Permits have been issued for 300 of the 3,000 Christians in Gaza to attend Christmas services in the hilltop town where Jesus was born 2,010 years ago. However, to qualify for permits Gazans must be under the age of 16 and over 35.
Catholic Patriarch Fuad Twal held a service on last Monday in the 1,600-year-old Church of St. Porphryry for Christians who remain confined to the Strip. The service was attended by members of all sects, the majority being Orthodox.
Last December Christians who made the hour and a half journey across Israel from Gaza to Bethlehem were caught outside the Strip by Israel’s military offensive which began on December 27. They were allowed to return only a month later. Many found their homes flattened or neighbourhoods devastated.
A century ago before the British rulers of Palestine granted Jews the right to create a homeland in the country, Christians were 30 per cent of its population. Today Christians make up less than 2 per cent. In Bethlehem, Christians, once the majority, are now 20-25 per cent. Christians find it easier than Muslims to emigrate to the US, Canada, Latin America, Europe and Australia where many have settled family members.

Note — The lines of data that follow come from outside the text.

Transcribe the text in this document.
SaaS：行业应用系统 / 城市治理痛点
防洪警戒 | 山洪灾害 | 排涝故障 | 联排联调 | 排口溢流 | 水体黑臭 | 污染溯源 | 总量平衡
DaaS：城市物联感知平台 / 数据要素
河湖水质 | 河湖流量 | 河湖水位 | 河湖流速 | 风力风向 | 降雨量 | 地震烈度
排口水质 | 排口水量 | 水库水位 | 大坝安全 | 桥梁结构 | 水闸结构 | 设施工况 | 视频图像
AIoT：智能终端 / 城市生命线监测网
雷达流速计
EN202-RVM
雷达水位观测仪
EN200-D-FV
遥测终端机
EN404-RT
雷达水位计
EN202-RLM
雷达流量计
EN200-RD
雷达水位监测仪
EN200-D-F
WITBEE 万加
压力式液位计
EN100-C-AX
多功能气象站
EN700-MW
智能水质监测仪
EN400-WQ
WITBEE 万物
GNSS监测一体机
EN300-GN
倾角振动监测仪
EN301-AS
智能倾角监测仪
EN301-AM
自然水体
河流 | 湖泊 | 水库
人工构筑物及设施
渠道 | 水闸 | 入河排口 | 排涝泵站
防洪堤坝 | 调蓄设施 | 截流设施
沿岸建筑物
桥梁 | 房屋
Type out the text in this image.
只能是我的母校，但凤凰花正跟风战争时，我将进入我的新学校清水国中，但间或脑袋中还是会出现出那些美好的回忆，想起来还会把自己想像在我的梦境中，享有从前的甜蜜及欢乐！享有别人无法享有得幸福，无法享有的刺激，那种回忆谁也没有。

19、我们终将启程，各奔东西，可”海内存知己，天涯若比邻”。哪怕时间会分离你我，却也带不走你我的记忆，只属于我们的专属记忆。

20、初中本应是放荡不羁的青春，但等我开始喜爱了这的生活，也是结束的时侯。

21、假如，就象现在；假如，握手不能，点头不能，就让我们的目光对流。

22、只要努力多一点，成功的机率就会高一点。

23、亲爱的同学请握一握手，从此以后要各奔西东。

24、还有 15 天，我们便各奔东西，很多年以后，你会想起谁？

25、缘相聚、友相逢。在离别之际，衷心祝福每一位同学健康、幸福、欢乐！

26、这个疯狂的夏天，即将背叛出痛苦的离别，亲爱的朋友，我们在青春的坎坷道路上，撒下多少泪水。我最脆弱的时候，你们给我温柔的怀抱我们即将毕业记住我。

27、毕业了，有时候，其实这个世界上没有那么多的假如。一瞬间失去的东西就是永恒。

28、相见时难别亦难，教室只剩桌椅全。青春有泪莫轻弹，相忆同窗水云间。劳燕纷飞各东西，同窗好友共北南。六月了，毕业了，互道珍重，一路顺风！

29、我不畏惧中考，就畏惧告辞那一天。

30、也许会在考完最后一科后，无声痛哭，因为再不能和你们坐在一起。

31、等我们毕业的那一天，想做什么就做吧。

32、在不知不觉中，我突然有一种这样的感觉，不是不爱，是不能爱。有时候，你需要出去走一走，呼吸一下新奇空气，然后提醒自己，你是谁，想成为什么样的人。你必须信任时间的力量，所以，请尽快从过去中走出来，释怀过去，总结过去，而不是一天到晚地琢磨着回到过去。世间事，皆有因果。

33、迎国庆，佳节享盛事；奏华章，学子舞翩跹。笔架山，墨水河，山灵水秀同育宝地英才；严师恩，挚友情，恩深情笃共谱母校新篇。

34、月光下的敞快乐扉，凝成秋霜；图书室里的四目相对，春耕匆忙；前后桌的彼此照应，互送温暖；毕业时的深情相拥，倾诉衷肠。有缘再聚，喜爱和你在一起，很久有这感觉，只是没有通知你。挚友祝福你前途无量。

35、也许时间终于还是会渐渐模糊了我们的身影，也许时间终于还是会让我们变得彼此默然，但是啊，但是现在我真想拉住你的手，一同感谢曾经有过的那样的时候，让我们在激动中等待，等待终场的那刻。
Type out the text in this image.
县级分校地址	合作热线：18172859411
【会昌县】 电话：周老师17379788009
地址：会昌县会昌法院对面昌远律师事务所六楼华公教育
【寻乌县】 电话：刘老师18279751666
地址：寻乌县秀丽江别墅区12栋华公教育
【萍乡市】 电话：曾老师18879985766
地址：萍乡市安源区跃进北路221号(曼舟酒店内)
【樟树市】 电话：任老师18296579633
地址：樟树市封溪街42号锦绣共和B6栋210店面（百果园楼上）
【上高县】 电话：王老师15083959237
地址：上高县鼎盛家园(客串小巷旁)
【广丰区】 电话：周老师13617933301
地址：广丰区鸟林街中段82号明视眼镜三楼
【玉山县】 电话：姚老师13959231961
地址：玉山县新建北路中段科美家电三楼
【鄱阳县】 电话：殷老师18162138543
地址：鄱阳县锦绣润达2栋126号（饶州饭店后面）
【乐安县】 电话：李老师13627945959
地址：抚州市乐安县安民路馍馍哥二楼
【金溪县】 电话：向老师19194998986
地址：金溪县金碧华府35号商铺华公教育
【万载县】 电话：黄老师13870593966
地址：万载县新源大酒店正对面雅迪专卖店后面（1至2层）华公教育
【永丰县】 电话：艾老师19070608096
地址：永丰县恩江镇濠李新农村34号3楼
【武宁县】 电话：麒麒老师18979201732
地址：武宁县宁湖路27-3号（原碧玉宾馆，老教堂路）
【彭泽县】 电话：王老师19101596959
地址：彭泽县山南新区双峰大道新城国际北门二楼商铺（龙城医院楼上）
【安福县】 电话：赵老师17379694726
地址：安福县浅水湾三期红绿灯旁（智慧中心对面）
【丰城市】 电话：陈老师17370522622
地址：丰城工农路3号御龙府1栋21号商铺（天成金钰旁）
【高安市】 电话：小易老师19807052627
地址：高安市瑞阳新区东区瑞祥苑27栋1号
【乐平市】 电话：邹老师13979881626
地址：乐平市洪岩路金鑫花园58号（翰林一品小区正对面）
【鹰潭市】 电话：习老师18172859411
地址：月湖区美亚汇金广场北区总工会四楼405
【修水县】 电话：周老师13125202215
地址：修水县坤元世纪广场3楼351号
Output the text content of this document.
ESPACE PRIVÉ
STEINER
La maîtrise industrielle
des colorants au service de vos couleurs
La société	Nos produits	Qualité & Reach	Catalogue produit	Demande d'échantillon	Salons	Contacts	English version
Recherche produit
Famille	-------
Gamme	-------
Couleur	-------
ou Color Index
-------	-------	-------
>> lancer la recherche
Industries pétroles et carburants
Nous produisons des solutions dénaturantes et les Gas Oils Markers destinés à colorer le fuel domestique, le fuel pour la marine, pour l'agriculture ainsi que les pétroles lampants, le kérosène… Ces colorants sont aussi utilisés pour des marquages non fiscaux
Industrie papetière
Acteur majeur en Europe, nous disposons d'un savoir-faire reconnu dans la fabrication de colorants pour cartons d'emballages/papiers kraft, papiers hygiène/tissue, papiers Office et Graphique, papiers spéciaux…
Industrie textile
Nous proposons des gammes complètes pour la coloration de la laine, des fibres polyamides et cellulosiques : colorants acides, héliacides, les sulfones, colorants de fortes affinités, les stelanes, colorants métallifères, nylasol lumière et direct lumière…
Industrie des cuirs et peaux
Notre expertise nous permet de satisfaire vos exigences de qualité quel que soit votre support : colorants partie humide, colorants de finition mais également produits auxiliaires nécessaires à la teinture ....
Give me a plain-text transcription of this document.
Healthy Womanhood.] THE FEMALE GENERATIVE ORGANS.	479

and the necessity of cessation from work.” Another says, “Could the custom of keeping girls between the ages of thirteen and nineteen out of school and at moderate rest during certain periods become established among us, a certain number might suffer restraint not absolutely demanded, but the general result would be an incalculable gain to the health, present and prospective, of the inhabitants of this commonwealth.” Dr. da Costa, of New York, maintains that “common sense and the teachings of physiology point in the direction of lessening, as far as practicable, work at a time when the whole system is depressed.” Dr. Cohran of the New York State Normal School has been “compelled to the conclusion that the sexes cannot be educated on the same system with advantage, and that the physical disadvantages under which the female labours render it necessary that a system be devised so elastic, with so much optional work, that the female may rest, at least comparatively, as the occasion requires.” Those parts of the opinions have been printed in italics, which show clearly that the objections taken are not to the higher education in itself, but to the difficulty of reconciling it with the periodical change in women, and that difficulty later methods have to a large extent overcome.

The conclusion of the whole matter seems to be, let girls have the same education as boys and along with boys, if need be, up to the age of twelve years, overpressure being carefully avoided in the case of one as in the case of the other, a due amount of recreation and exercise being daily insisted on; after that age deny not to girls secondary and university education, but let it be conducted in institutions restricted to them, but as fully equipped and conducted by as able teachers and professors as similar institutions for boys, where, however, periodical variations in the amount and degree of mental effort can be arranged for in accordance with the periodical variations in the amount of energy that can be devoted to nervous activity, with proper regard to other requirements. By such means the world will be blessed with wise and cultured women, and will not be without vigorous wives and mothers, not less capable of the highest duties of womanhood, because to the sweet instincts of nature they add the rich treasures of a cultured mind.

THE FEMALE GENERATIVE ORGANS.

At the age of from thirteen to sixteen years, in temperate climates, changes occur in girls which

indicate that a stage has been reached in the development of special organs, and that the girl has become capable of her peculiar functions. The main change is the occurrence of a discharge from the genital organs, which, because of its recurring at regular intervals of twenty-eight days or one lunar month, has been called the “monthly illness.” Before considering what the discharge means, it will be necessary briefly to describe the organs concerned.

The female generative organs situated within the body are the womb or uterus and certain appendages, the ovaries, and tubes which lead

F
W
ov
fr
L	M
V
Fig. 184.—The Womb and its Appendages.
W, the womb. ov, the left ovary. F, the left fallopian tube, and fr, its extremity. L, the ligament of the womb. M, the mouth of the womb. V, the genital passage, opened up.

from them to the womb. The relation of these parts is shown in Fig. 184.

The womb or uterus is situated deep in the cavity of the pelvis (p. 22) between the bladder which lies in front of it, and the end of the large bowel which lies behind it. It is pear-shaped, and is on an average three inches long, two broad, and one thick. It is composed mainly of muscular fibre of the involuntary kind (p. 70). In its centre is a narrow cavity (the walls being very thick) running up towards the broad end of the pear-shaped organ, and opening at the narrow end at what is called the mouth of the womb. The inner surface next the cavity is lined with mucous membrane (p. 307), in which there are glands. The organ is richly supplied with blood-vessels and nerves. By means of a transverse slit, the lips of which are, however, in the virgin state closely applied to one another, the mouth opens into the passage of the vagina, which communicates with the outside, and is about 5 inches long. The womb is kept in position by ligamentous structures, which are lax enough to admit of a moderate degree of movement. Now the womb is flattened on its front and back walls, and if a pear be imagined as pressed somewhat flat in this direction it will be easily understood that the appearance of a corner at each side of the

A week ago Palestinian Christian leaders appealed to co-religionists round the world to end the Israeli occupation which is driving Palestinians of all faiths to leave their homeland. They fear that Bethlehem and Jerusalem could become “Christian theme parks” visited by pilgrims from the world over but devoid of native Christians.
On Tuesday, Catholic Patriarch Twal said in his annual Christmas message that all the efforts of “politicians and men of good will” to build peace had “failed.”